What aren’t we doing?
I’m not talking about going to the gym or folding the laundry or flossing daily. I mean the big stuff. Life list material.
- Writing that book
- Performing in front of an audience
- Painting landscapes
- Opening a restaurant
- Running a marathon
It’s fun to come up with these grand plans and share them with friends and loved ones. We see our enthusiasm reflected in their eyes and think to ourselves, for a moment, “Hey, I could actually do this!” These are the people who will be in the front row at our book signing, hang our art in their living room, frequenting our restaurant—so long as we take that first step.

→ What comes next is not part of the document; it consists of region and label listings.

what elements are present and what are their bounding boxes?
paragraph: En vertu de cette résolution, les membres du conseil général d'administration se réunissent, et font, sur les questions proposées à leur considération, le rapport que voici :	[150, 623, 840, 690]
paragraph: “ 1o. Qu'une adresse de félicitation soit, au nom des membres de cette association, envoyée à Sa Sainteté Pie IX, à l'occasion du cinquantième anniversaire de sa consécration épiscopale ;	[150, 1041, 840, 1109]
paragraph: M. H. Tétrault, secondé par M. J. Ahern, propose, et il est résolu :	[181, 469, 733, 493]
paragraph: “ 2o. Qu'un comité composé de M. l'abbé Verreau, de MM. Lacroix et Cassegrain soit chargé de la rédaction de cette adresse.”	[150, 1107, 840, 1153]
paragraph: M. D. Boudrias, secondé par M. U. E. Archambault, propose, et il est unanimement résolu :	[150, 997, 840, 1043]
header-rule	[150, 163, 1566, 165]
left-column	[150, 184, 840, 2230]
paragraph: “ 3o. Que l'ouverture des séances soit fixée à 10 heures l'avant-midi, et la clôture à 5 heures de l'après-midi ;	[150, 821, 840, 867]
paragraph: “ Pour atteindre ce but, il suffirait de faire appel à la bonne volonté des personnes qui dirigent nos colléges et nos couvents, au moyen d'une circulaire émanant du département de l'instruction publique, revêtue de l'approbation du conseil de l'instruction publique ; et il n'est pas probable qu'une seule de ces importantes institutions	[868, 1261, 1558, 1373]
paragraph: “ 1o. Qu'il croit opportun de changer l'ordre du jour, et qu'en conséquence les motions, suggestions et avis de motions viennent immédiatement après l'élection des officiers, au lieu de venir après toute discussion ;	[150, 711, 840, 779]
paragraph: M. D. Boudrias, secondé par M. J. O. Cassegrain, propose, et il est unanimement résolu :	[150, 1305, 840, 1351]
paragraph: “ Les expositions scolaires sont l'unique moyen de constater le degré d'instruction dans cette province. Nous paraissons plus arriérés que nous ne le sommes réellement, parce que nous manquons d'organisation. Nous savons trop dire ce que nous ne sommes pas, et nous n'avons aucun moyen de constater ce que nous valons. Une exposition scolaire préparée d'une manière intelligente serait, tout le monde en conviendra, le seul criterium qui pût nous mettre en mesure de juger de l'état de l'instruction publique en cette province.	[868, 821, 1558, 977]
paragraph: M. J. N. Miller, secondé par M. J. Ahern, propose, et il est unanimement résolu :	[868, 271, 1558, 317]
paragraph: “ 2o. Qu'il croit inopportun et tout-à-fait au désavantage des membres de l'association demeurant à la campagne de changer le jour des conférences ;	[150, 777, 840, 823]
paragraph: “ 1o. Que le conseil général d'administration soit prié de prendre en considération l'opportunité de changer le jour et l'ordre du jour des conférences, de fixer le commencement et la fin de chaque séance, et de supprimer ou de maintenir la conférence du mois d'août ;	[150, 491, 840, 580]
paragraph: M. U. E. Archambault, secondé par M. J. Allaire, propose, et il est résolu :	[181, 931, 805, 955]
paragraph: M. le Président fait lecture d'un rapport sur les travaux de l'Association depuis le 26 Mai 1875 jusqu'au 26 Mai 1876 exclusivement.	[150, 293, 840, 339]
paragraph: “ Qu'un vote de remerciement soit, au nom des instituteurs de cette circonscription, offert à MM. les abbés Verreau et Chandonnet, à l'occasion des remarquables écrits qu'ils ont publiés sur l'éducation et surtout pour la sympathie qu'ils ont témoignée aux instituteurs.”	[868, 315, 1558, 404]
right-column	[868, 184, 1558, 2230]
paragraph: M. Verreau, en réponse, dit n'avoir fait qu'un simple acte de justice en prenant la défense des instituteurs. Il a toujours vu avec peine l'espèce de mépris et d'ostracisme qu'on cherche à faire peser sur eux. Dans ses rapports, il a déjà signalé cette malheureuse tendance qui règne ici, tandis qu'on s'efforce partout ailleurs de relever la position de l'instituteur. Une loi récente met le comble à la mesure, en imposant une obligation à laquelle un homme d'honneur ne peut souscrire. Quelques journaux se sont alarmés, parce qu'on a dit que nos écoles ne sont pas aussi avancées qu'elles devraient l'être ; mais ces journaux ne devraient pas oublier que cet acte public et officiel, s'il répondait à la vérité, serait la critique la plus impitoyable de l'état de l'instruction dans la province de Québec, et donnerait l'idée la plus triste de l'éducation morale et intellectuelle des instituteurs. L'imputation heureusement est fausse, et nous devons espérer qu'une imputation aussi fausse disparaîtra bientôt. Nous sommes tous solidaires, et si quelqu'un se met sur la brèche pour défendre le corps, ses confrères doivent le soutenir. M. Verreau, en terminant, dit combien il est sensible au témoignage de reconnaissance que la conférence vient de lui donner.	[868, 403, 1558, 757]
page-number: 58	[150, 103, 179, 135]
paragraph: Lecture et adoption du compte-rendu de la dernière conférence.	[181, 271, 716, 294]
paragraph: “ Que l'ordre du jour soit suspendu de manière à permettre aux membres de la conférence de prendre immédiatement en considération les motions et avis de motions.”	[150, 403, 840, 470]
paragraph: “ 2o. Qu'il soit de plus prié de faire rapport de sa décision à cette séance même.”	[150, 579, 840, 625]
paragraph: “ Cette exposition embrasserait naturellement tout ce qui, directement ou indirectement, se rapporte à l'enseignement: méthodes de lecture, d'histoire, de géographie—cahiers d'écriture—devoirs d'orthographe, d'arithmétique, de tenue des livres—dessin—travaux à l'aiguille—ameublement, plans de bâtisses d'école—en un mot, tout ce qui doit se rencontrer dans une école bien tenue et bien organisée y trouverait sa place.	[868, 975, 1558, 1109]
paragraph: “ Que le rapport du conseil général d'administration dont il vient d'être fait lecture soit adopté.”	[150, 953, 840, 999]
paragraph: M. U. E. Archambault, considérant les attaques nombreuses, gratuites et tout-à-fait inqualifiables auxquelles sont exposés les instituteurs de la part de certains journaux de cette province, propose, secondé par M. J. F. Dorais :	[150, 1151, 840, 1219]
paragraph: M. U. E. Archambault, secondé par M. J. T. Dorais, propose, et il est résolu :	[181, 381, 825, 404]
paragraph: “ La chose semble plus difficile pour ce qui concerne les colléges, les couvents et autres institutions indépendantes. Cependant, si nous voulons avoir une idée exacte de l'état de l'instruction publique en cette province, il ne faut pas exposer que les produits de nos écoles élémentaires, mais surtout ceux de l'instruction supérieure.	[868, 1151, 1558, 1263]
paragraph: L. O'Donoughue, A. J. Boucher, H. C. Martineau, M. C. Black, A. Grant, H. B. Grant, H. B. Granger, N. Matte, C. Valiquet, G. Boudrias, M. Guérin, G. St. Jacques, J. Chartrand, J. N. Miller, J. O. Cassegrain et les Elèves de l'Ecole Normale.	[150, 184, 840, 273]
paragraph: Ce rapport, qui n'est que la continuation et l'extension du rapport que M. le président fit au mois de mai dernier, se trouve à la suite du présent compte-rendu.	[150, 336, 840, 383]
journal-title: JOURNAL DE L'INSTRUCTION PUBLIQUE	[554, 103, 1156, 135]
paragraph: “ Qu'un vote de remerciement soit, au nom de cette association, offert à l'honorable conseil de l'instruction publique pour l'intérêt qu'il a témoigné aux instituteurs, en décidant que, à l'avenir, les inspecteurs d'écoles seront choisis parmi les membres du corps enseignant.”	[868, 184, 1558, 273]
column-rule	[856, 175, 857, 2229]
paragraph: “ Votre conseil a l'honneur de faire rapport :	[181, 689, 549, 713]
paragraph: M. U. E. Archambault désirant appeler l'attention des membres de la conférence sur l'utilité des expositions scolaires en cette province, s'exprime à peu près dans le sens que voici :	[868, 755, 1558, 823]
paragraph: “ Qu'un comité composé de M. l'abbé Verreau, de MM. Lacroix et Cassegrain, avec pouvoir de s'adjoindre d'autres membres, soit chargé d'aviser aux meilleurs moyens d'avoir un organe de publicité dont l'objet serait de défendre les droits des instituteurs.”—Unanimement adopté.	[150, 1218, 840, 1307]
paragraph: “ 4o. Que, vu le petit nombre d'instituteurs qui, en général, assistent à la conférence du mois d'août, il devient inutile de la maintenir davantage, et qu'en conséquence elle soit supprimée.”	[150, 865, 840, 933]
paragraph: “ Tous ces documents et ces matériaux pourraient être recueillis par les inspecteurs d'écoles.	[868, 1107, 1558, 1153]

Only we can bring about these dreams. If we wait for circumstances to be “just right,” these dreams will get buried in an avalanche of mundane things. Like doing bicep curls at the gym. Or pairing up your family’s clean socks. When you look back—weeks, months, years from now—the socks will mean nothing.
“But I’ve been so busy,” we’ll think. “How could I possibly have found the time to these things?” We’ll scold ourselves for being lazy, and then go back to the socks. There’ll always be more socks.
Guilt never works. What does work is understanding the why behind the inaction. And here’s what I’ve learned about what’s beneath the surface. (Hint: It has nothing to do with being lazy.)
Perfectionism is unattainable. It’s an inverted form of procrastination. If we can’t write a brilliant first chapter; paint a breathtaking, snow-dappled evergreen, or bring an audience to its feet—to the super-human standards that we’ve set for ourselves–then it’s just not worth the effort.
Perfectionists are about the all or nothing. We don’t have time for mediocrity. But we’re expert sock sorters, dish scrubbers, and dutiful gym-goers. We focus our perfectionism on the things that—in the grand scheme of things—don’t really matter.
So, how do we break this ingrained habit of perfectionism?
We leap. We strive for imperfection. We show up for ourselves and keep at it. We celebrate progress—no matter how it looks. We enjoy the journey.
“Our deepest fear is not that we are inadequate. Our deepest fear is that we are powerful beyond measure. It is our light, not our darkness that most frightens us. We ask ourselves, Who am I to be brilliant, gorgeous, talented, fabulous? Actually, who are you not to be? . . . Your playing small does not serve the world.”